Año Internacional de la Quinua, madre de todas las semillas

Por Carol Reynoso, coordinadora de Global Humanitaria en Puno (Perú).

La quinua es un grano andino que se cultiva desde hace más de 5.000 años por los pobladores de culturas prehispánicas presentes en la Cuenca del Lago Titicaca; Tiahuanacos, Lupacas e Incas domesticaron y mejoraron el cultivo de este grano, teniendo una distribución territorial bastante extensa desde Perú, Bolivia, Colombia, Argentina, Chile e incluso México.

Los antiguos experimentaron una tecnología que ha permitido la adaptación de este grano a través de un conocimiento ancestral que ha sido trasmitido de generación en generación, logrando un manejo agroecológico resistente a las duras inclemencias climatológicas presentes en la zona altoandina; conocimientos que hoy son reconocidos como parte de la ciencia andina.

Los aymaras conocen el grano de quinua como jiwra; la tradición cuenta que en épocas antiguas la cuenca del Titicaca fue azotada por sequías, siendo la jiwra una de las semillas que mitigó las temporadas de hambruna. Los Incas la llamaron chisiya mana, que en idioma quechua significa “Madre de todas las semillas”.

La quinua es un alimento muy nutritivo que contiene proteínas, aminoácidos, vitaminas y minerales.
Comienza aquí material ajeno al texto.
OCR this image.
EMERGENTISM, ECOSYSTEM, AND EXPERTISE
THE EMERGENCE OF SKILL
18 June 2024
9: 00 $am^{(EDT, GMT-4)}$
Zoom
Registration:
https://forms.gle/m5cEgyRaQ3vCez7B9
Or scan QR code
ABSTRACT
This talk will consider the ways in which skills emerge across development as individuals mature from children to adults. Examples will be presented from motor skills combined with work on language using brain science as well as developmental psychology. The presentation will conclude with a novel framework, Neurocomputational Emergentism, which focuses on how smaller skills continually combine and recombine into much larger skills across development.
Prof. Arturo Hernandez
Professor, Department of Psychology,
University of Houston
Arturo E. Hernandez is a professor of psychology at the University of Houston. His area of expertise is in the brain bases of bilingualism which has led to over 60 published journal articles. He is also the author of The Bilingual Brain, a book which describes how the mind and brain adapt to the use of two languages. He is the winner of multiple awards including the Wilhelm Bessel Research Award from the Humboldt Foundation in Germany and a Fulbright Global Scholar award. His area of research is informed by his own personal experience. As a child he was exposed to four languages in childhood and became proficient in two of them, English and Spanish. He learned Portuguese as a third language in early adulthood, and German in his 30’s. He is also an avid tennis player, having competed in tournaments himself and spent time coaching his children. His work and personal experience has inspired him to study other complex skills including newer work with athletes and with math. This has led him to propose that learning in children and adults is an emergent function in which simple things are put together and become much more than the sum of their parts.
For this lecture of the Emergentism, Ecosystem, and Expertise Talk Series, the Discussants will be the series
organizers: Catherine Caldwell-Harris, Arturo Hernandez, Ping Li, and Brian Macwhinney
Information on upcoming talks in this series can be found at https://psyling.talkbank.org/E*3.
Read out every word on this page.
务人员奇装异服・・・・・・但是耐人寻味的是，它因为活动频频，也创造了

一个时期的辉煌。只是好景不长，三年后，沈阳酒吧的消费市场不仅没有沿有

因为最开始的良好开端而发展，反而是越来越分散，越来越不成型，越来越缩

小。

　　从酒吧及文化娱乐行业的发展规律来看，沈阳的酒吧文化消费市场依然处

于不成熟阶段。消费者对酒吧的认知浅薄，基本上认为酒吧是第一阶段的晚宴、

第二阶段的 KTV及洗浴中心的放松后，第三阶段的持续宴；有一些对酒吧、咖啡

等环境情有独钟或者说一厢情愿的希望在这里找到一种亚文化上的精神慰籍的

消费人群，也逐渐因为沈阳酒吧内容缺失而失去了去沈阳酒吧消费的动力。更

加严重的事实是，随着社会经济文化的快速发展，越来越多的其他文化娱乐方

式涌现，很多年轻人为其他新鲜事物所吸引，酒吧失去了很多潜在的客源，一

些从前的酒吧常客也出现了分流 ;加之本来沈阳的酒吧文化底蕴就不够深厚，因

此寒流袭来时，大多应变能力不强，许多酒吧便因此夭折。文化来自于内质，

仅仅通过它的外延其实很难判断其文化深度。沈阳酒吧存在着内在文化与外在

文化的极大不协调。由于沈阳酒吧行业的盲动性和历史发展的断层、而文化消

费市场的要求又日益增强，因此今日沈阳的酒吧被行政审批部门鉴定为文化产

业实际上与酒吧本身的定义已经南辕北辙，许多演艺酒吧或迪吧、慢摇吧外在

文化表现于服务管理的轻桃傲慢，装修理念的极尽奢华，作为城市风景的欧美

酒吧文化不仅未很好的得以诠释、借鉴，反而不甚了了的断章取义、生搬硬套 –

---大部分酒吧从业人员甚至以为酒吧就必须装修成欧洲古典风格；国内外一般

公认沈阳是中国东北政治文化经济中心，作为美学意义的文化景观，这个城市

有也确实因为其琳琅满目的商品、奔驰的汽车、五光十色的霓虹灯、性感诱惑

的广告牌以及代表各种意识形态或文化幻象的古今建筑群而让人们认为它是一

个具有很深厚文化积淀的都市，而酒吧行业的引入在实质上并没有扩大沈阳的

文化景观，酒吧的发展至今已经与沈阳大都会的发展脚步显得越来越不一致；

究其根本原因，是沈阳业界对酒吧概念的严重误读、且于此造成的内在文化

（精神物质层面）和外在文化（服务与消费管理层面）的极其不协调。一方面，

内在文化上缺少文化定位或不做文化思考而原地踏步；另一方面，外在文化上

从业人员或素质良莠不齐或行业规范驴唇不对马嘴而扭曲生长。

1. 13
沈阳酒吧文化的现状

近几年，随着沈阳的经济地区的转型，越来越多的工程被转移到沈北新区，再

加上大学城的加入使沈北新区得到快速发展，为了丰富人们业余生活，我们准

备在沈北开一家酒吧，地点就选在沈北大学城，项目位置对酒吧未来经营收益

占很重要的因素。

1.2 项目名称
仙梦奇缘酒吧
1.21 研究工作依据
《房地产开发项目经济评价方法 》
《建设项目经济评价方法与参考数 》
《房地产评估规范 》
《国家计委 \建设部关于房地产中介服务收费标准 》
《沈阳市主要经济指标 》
En su mayoría los granos se preparan tostados, cocidos o graneados. Por ejemplo, uno de los platos muy típicos en Perú es el pesque, elaborado con leche y queso, usado muy frecuentemente en la dieta con otras combinaciones.

Este reconocimiento de los valores nutricionales de la quinua y sus diversas combinaciones ha provocado que desde los años 90 su producción se elevara, a raíz de la demanda existente en mercados locales, nacionales y extranjeros. En Perú se siembran casi 38.500 hectáreas de quinua, de las cuales el 80% se cultiva en Puno (sur de Perú). La exportación de este grano se ha incrementado en más de 143% entre los años 2008 y 2012, según reportes del Ministerio de Agricultura de la Región de Puno, lo cual ha llevado al incremento de su precio, llegando a duplicar su coste real. Los principales mercados internacionales se encuentran en Japón, Alemania, Estados Unidos e Italia.

Este 2013 ha sido declarado por la FAO (Organización de la ONU para la Alimentación y la Agricultura) como “Año internacional de la Quinua”, con la intención de reconocer a los pueblos andinos el cultivo de este alimento que ha estado presente en civilizaciones originarias y que permite a las comunidades que la consumen gozar de una buena salud y alcanzar la seguridad alimentaria. En este marco, se busca destacar la biodiversidad de la quinua y su valor nutricional; ante ello es preciso poder no sólo resaltar la gran variedad de este grano sino también protegerlo del ingreso de técnicas genéticas empleadas en la agricultura o transgénicos, que sería perjudicial para las prácticas agrícolas ancestrales más sostenibles y pondrían en riesgo la conservación natural de este milenario grano.

La inserción de la quinua en el mercado mundial representa abrir oportunidades comerciales a los productores. Sin embargo, su alta demanda y la elevación de precios han hecho que las familias locales reduzcan su consumo, lo cual podría traer desequilibrios en las tradiciones comunitarias y en las familias que viven de lo que producen.

Lograr la soberanía y seguridad alimentaria de los pueblos andinos significa, en primera instancia, garantizar la alimentación de la población local. Alcanzada esta meta, los excedentes de producción pueden competir a través de las puertas que se abren en los mercados internacionales.